Center for Strategic Communication

By Patricia H Kushlis

The Icon and the Ax book coverNew York Times columnist David Brooks must have read James Billington’s Icon and the Ax: An Interpretive History of Russian Culture during summer vacation.  The book was a classic in its field and remained so for years after it was first published in 1966.

In his column “The Russia I Miss” on September 11, 2015, Brooks decries the loss of a Russian counterculture based on the vision of the Russian soul with its roots in the visuality of Russian Orthodoxy and the simple, monotonous lifestyle and superstitious mentality of the Russian peasant.

Brooks argues that although Russia has become a more normal country since 1991 it has lost this unique vantage point so integral to the vibrant intellectual and cultural life that began with its largely French speaking aristocracy as depicted by Leon Tolstoy in his mid-19th century novels and ended with Alexandr Solzhenitsyn who fled to a Vermont farm in the late 1970s to escape the final years of the Communist system with his portrayals of the Gulag.

But there are serious fallacies with Brooks’ romanticized dream of a time that never existed. 

Marc Chagall, Les Portes du cimetiere, 1917Much of Russia’s literary and cultural brilliance came in reaction to a lengthy history of authoritarianism and at its peak lasted for a matter of decades not centuries. It originated in response to the Napoleonic invasion of 1812, the subsequent rise of nationalisms throughout Eastern Europe and the spread of Czarist government-financed industrialization which only came to Russia in the late nineteenth century – as the Czar’s response to the rise of the German economic juggernaut.  At its height, this Russian counterculture corresponded to a brief period of history that occurred prior to and during the country’s late economic development concentrated around Moscow and St. Petersburg, the political revolts of 1905 and 1917 and tardy exploration and penetration of the empire’s vast hinterlands.  (Photo left:  Marc Chagall’s Gates to the Jewish Cemetery, 1917 by PH Kushlis 2003.)

Yes, this cultural renaissance was unique because it blended East and West in ways not seen or experienced before.  But it was also the product of the influence of European thought on Russia’s tiny aristocratic class and its small but growing urban population that had unleashed the driving force of nationalism throughout the continent.

The Czar’s belated attempts at reformation in order to rescue a weak, pre-industrial multinational empire from encroachment by an economically strong Germany had produced a radicalized labor force concentrated in Russia’s two major cities, a small westernized bourgeoisie with, ironically, Old Believer roots whose factories and impressive collections of impressionist art had tremendous impact on the Russian cultural scene at the time. 

Russian culture then burrowed underground or fled abroad after Stalin’s ascent to the leadership of the Communist Party of the Soviet Union in the late 1920s and his clamp down on dissent and artistic expression thereafter.

The scarcities of the Communist era – foremost imposed by a utopian and unworkable economic system – turned everyone into criminals.  Life revolved around transactions of the “you scratch my back and I’ll scratch yours” variety.  The spirit of the Russian soul which Brooks so longs for had no part of it. 

Meanwhile, Russian composers – like their European counterparts – were mining melodies, harmonies, rhythms and story lines – from the folk songs and peasant cultures that stretched across the vast empire which ethnographers and ethno-musicologists uncovered on field trips throughout the countryside.   These often formed the bases for Russia’s greatest music just as they did Finland’s, Norway’s, Poland’s, and Hungary’s among others.

As for Russia’s lack today of not having a single university among the world’s top 100 today, when did it ever have a university with such stature?  Or did I miss something?    Certainly specific departments and individual professors – like Moscow State University’s theoretical mathematics department – did have stellar reputations and world class scholars.
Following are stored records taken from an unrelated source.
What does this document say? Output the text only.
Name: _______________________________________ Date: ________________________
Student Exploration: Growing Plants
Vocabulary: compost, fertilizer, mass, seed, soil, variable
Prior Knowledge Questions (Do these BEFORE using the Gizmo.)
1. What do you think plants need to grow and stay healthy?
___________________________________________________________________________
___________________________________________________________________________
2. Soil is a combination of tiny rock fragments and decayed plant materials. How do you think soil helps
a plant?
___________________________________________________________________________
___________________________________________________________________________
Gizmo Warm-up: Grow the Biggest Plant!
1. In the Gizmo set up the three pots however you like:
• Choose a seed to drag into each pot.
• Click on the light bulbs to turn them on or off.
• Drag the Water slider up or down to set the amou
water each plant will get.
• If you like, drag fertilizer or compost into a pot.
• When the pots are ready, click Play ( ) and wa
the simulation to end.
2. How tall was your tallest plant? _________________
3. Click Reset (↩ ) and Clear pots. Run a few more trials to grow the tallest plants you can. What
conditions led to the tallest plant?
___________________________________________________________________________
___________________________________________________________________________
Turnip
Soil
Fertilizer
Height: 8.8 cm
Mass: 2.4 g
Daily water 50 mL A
But even during Soviet and Czarist times, Russian tertiary education from the arts through the military was conducted in specialized institutes and academies – not universities – that normally led to professions or skilled jobs as apportioned and decided upon by the state.

Or today, as occurred in pre-Revolutionary Russia, some children of the elite went to Europe for advanced education as did the scions of other Europeanized and Asian elites from around the world.   They now also study in the US because, well, that’s where more than a few of the world’s 100 best universities are located.  They may or may not return home depending on how they are treated. 

So please, Mr. Brooks, let’s not get carried away by what never was. Much less what never will be.